We were chatting with some friends before church last week, when they asked us how our summer was going. My answer was that this is a summer of transitions for us.

In previous summers, one of the kids might be making the transition to junior high or high school, but I had a sense of security knowing that nothing in our lives would dramatically change in the time between June and August.

But this year, the dynamics in our house will be very different by the time we get to the end of the summer. Valerie will be away at college, adjusting to dorm life and we’ll be adjusting to life without her. Gulp.

Once Valerie goes away to college, two of the three kids will be out of the house – at least for the foreseeable future. So at the same time that we have been anticipating her leaving, we have also been planning another major transition: selling our house.

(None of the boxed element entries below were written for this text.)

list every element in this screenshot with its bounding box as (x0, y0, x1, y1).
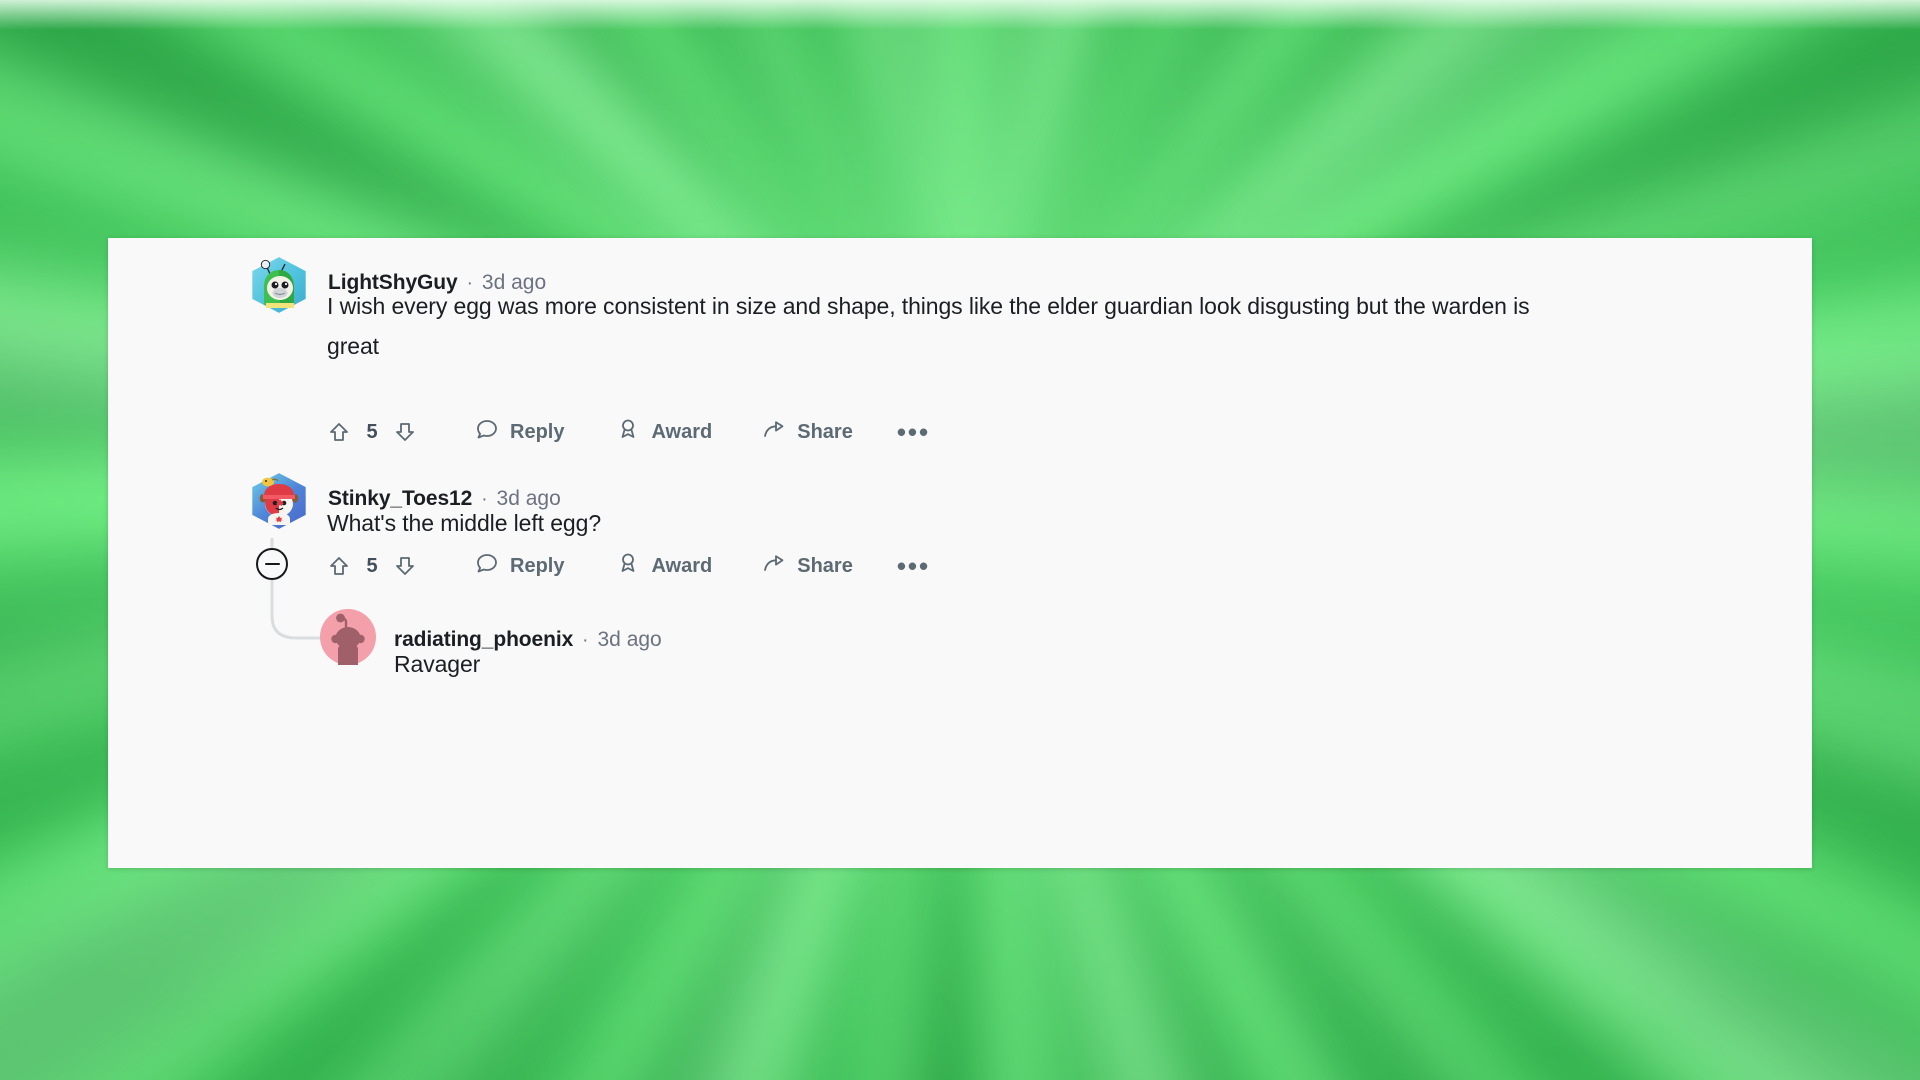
vote-score: 5 (366, 420, 378, 443)
share-arrow-icon (762, 417, 786, 447)
more-options-button[interactable]: ••• (897, 419, 930, 445)
avatar-lightshyguy[interactable] (250, 256, 308, 314)
background-top-fade (0, 0, 1920, 30)
minus-icon (264, 562, 280, 566)
upvote-icon[interactable] (327, 554, 351, 578)
reply-label: Reply (510, 554, 565, 577)
comment-body-radiating-phoenix: Ravager (394, 651, 481, 677)
upvote-icon[interactable] (327, 420, 351, 444)
award-label: Award (651, 420, 713, 443)
share-button[interactable]: Share (762, 551, 853, 581)
vote-score: 5 (366, 554, 378, 577)
downvote-icon[interactable] (393, 420, 417, 444)
share-label: Share (797, 420, 853, 443)
award-button[interactable]: Award (616, 417, 712, 447)
vote-group: 5 (327, 420, 417, 444)
share-label: Share (797, 554, 853, 577)
comment-thread-card: LightShyGuy · 3d ago I wish every egg wa… (108, 238, 1812, 868)
reply-button[interactable]: Reply (475, 551, 564, 581)
vote-group: 5 (327, 554, 417, 578)
comment-body-lightshyguy: I wish every egg was more consistent in … (327, 293, 1530, 359)
award-ribbon-icon (616, 551, 640, 581)
reply-button[interactable]: Reply (475, 417, 564, 447)
more-options-button[interactable]: ••• (897, 553, 930, 579)
share-button[interactable]: Share (762, 417, 853, 447)
award-label: Award (651, 554, 713, 577)
downvote-icon[interactable] (393, 554, 417, 578)
award-button[interactable]: Award (616, 551, 712, 581)
avatar-radiating-phoenix[interactable] (320, 609, 376, 665)
collapse-thread-button[interactable] (256, 548, 288, 580)
comment-body-stinky-toes12: What's the middle left egg? (327, 510, 602, 536)
comment-actions-stinky-toes12: 5 Reply Award Share ••• (327, 548, 930, 584)
share-arrow-icon (762, 551, 786, 581)
comment-bubble-icon (475, 551, 499, 581)
comment-bubble-icon (475, 417, 499, 447)
avatar-stinky-toes12[interactable] (250, 472, 308, 530)
reply-label: Reply (510, 420, 565, 443)
comment-actions-lightshyguy: 5 Reply Award Share ••• (327, 414, 930, 450)
award-ribbon-icon (616, 417, 640, 447)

We are grateful that in spite of the toll the recession has taken on our business that we still have a house; many people don’t. But downsizing to a smaller place with less upkeep, less overhead and less debt hanging over our head sounds really good to us.

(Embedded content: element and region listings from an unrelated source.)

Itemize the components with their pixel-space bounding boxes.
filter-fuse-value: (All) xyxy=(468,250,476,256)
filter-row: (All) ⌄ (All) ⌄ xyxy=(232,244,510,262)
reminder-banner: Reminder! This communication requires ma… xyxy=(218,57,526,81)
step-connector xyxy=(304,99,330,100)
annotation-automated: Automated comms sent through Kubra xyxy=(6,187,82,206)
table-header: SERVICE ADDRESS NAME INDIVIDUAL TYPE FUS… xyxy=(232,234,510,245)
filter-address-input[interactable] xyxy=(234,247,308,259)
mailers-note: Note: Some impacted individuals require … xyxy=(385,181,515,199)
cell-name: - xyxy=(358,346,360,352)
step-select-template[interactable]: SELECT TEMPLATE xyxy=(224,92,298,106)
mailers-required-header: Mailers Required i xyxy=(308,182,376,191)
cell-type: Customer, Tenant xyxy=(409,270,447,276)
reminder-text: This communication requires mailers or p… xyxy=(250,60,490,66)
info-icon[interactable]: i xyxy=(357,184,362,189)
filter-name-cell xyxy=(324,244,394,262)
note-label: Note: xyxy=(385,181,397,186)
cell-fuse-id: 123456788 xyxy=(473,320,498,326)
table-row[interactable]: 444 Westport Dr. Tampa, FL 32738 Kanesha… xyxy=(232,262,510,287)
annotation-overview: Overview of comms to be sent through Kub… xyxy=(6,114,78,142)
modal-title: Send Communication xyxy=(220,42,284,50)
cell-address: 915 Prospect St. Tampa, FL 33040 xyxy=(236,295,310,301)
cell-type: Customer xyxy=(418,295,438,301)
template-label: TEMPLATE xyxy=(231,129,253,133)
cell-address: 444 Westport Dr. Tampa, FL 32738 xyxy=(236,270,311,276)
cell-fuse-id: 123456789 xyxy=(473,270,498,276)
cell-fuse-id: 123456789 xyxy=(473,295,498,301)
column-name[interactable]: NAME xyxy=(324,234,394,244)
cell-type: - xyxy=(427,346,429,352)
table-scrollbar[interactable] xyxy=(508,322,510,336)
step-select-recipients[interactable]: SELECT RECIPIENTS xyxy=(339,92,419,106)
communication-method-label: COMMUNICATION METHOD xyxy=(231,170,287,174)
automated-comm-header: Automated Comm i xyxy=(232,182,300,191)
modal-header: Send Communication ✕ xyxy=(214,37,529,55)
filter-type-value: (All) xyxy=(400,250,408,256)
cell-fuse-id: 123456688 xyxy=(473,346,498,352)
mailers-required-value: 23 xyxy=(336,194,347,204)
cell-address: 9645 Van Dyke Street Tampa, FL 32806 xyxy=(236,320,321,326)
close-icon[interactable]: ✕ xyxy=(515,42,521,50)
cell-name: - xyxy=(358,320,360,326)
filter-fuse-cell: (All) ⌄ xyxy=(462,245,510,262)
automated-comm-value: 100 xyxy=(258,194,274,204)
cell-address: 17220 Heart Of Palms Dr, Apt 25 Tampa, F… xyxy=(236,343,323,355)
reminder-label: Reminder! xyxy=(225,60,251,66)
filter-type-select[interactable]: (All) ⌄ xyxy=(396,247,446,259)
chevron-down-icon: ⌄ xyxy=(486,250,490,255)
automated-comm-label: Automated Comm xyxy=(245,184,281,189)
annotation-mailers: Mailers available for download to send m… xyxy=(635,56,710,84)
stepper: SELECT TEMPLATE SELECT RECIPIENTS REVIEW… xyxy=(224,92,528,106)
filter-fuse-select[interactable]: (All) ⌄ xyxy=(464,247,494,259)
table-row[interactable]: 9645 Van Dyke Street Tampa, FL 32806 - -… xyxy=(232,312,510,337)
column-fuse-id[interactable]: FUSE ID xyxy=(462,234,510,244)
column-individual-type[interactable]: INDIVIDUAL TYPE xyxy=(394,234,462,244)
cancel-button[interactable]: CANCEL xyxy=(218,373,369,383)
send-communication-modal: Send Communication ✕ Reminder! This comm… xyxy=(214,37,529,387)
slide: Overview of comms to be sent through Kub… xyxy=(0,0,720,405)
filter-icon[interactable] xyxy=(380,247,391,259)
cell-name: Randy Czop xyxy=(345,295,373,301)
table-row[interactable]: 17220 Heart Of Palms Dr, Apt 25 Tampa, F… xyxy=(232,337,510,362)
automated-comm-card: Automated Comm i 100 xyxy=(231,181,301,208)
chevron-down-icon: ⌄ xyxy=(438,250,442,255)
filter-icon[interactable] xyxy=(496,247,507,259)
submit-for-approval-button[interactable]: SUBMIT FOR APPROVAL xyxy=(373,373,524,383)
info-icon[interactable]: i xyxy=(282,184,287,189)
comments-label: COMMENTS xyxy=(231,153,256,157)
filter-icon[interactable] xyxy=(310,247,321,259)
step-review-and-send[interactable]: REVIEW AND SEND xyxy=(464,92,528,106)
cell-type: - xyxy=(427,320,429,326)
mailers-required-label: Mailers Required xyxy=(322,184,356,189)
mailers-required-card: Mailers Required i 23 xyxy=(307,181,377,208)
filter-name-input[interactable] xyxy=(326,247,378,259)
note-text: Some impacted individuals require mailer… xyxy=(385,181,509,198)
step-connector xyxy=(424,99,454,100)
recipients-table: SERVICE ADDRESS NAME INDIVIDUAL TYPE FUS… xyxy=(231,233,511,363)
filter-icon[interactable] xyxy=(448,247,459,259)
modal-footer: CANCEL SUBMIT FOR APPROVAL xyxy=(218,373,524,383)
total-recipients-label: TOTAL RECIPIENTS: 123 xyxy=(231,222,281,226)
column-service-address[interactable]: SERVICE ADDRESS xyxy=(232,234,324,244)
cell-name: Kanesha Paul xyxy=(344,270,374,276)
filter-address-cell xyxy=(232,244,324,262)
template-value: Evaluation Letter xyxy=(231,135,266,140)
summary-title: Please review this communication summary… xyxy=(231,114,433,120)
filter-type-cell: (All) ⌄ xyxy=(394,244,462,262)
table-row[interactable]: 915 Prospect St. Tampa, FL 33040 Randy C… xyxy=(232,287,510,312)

Since I started working full time outside the home, the maintenance and yard work hangs over my head. It would be great if I found it recreational, but gardening, and yard work in general, is number 11 on my top 10 list of favorite activities. I think about the change of seasons in the context of the amount of yard work that I’m going to have to do. In spring, rather than appreciating the emerging buds and leaves, what comes to mind is, “Oh darn, it’s spring, that means weekends of weed pulling.” I look forward to the dark, rainy days in January because there’s no yard work that I should be doing. Now my idea of a yard is two flower pots on a concrete slab.

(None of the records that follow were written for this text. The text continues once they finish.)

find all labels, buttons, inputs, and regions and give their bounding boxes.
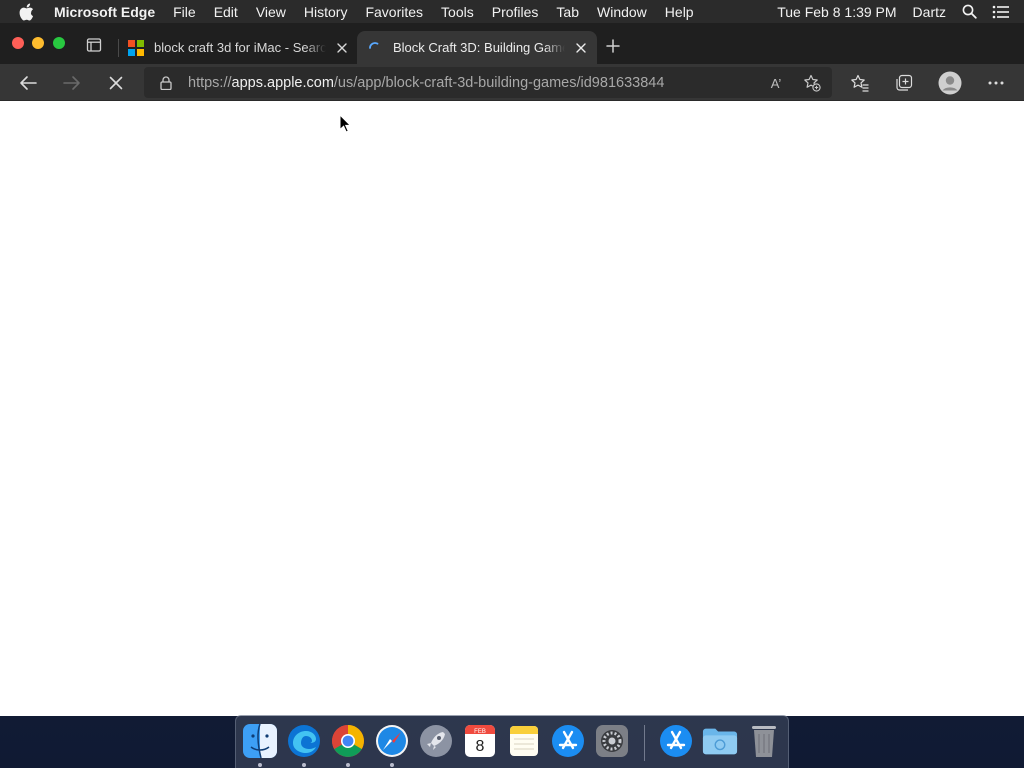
- menubar-user-name[interactable]: Dartz: [913, 4, 946, 20]
- tab-actions-menu-icon[interactable]: [84, 35, 104, 55]
- favorites-icon[interactable]: [849, 72, 871, 94]
- window-minimize-button[interactable]: [32, 37, 44, 49]
- browser-window: block craft 3d for iMac - Search Block C…: [0, 23, 1024, 716]
- forward-arrow-icon[interactable]: [61, 72, 83, 94]
- close-tab-icon[interactable]: [334, 40, 350, 56]
- dock-launchpad-icon[interactable]: [418, 722, 454, 760]
- back-arrow-icon[interactable]: [17, 72, 39, 94]
- collections-icon[interactable]: [893, 72, 915, 94]
- menu-edit[interactable]: Edit: [214, 4, 238, 20]
- menu-history[interactable]: History: [304, 4, 348, 20]
- tab-block-craft-active[interactable]: Block Craft 3D: Building Games: [357, 31, 597, 64]
- tab-title: block craft 3d for iMac - Search: [154, 40, 326, 55]
- menu-tab[interactable]: Tab: [556, 4, 579, 20]
- add-favorite-icon[interactable]: [802, 73, 822, 93]
- dock-finder-icon[interactable]: [242, 722, 278, 760]
- macos-dock: FEB 8: [235, 715, 789, 768]
- dock-separator: [644, 725, 645, 761]
- url-host: apps.apple.com: [231, 74, 334, 91]
- apple-logo-icon[interactable]: [18, 2, 38, 22]
- dock-safari-icon[interactable]: [374, 722, 410, 760]
- running-indicator: [346, 763, 350, 767]
- stop-loading-icon[interactable]: [105, 72, 127, 94]
- url-scheme: https://: [188, 74, 232, 91]
- new-tab-plus-icon[interactable]: [603, 36, 623, 56]
- dock-edge-icon[interactable]: [286, 722, 322, 760]
- tab-title: Block Craft 3D: Building Games: [393, 40, 565, 55]
- menu-view[interactable]: View: [256, 4, 286, 20]
- running-indicator: [302, 763, 306, 767]
- menu-favorites[interactable]: Favorites: [365, 4, 423, 20]
- dock-downloads-folder-icon[interactable]: [702, 722, 738, 760]
- menu-window[interactable]: Window: [597, 4, 647, 20]
- window-close-button[interactable]: [12, 37, 24, 49]
- browser-toolbar: https://apps.apple.com/us/app/block-craf…: [0, 64, 1024, 101]
- control-center-list-icon[interactable]: [992, 3, 1010, 21]
- url-text[interactable]: https://apps.apple.com/us/app/block-craf…: [188, 75, 664, 91]
- menu-profiles[interactable]: Profiles: [492, 4, 539, 20]
- dock-notes-icon[interactable]: [506, 722, 542, 760]
- spotlight-search-icon[interactable]: [960, 3, 978, 21]
- dock-applications-folder-icon[interactable]: [658, 722, 694, 760]
- dock-system-preferences-icon[interactable]: [594, 722, 630, 760]
- dock-chrome-icon[interactable]: [330, 722, 366, 760]
- menu-file[interactable]: File: [173, 4, 196, 20]
- svg-text:8: 8: [476, 738, 485, 755]
- menu-help[interactable]: Help: [665, 4, 694, 20]
- tab-search-results[interactable]: block craft 3d for iMac - Search: [118, 31, 356, 64]
- lock-icon[interactable]: [158, 75, 174, 91]
- microsoft-logo-icon: [128, 39, 144, 56]
- address-bar[interactable]: https://apps.apple.com/us/app/block-craf…: [144, 67, 832, 98]
- running-indicator: [390, 763, 394, 767]
- mouse-cursor-icon: [339, 113, 352, 133]
- menubar-status-area: Tue Feb 8 1:39 PM Dartz: [777, 0, 1024, 23]
- read-aloud-icon[interactable]: A’: [766, 73, 786, 93]
- close-tab-icon[interactable]: [573, 40, 589, 56]
- menubar-clock[interactable]: Tue Feb 8 1:39 PM: [777, 4, 896, 20]
- profile-avatar-icon[interactable]: [937, 70, 963, 96]
- macos-menu-bar: Microsoft Edge File Edit View History Fa…: [0, 0, 1024, 23]
- window-zoom-button[interactable]: [53, 37, 65, 49]
- menu-tools[interactable]: Tools: [441, 4, 474, 20]
- dock-calendar-icon[interactable]: FEB 8: [462, 722, 498, 760]
- url-path: /us/app/block-craft-3d-building-games/id…: [333, 74, 665, 91]
- menu-app-name[interactable]: Microsoft Edge: [54, 4, 155, 20]
- page-content-loading[interactable]: [0, 102, 1024, 716]
- dock-trash-icon[interactable]: [746, 722, 782, 760]
- loading-spinner-icon: [367, 40, 383, 56]
- running-indicator: [258, 763, 262, 767]
- more-options-icon[interactable]: [985, 72, 1007, 94]
- svg-text:FEB: FEB: [474, 729, 486, 735]
- tab-strip: block craft 3d for iMac - Search Block C…: [0, 23, 1024, 64]
- dock-app-store-icon[interactable]: [550, 722, 586, 760]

So in our eagerness to be free of the burden of the house, we decided that we would put our house on the market by September 1. That certainly makes sense from a real estate point of view; we can take advantage of activity in the market before everyone’s attention turns from house-hunting to the celebrating the holidays.

But does it make sense for us as a family? Putting the house on the market one week after Valerie moves out and before we have had any time for us and her younger sister to adjust seems like we’re moving forward too fast. Perhaps what was really motivating us to get our house on the market so fast was that the sooner we were out of this house, the less we would have to walk past Valerie’s tidy, but empty room and be reminded of how much we miss her.

Selling a house that you’ve lived in for 15 years and the only house that Jennifer and Valerie have ever known is a pretty big deal. We can still move ahead with the preparations we need to take to get the house ready to put on the market. But we have come to realize that we will all be better off if we slow the process down a little and take one major transition at a time.